Ah, I got an idea, how about an "image search" of some kind? It would be useful to search for screenshots with. Not sure how it would be implemented though, it could index links from the screenshot threads here on the forums, and collect thumbnails etc from the mod pages.
In addition to this, when searching mods, there could be an additional "find screenshots" option beside entries, would be useful.
Unfortunaly this is a "great idea and I would love to do it" thing but.... It would take quite a time to implement and use up quite a bit of CPU resources. I will keep it in mind.
So Yacoby, as it seems that indexing the downloads section of my forum isn't possible, what is necessary to make it work. And what will optimize it?
(I intend to use my new-found PHP skills to create an integrated download section at GHF at some point in the maybe-not-so-near-future, and I want to ensure that it can be easily and efficiently indexed.)
I have had another look and I may be able to parse it.

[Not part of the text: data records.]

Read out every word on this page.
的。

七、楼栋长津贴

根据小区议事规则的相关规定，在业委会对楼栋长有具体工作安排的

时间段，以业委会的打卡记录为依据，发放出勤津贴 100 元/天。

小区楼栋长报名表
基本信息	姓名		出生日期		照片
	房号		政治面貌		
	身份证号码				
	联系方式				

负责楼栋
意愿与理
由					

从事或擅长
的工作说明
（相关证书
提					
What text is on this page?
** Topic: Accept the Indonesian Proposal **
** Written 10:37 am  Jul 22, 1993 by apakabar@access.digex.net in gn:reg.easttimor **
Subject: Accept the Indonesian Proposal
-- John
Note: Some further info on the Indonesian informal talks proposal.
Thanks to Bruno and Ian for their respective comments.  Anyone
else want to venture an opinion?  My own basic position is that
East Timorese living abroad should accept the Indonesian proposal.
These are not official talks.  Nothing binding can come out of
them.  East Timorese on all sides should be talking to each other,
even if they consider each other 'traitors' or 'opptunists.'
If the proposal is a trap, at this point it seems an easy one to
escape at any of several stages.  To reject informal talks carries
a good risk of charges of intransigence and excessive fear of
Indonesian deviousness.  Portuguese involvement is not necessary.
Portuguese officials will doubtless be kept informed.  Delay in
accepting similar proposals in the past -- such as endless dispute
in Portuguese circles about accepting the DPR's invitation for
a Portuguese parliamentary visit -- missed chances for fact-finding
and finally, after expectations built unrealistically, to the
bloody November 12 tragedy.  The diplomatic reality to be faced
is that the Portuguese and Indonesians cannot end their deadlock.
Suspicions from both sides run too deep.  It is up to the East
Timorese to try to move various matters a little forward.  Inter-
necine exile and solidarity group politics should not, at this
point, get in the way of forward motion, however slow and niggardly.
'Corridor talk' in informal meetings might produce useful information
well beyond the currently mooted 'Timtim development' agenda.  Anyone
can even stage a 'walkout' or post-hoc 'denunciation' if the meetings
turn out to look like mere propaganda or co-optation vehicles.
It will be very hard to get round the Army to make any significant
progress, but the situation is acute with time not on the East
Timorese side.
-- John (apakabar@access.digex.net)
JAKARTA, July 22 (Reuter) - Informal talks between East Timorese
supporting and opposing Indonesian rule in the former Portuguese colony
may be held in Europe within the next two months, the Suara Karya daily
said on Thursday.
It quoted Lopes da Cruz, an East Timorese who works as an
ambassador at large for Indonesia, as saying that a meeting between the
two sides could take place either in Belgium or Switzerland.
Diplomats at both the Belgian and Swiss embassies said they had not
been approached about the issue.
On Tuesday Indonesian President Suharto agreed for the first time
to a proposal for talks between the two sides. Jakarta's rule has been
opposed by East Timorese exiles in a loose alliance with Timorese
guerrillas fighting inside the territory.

Maybe. I don't think I can parse descriptions, but I should be able to grab the title and author.
Regarding parsing, the vauge good ideas are:
A page with a mod on should be identifiable via the url. For example, a TESNexus mod page is:
http://www.tesnexus.com/downloads/file.php?id=
numberWhich makes it easy for me to give it a higher priority, and not try and parse junk pages, filling up my error log. It also ensures I don't have to parse thousands of pages to get to a single mod.
Every mod page should have an exact HTML structure, and the section with the mod details shouldn't differ at all (Which is part of the reason I struggle (and have given up trying) to parse some smaller sites).
The mod elements should be identifiable in some way. Wiwiland has every element (Name, author, version etc) in a unique css tag which is ideal, even though they have the author details prefixed with author. I can strip that off.
Table based structures also aren't a problem.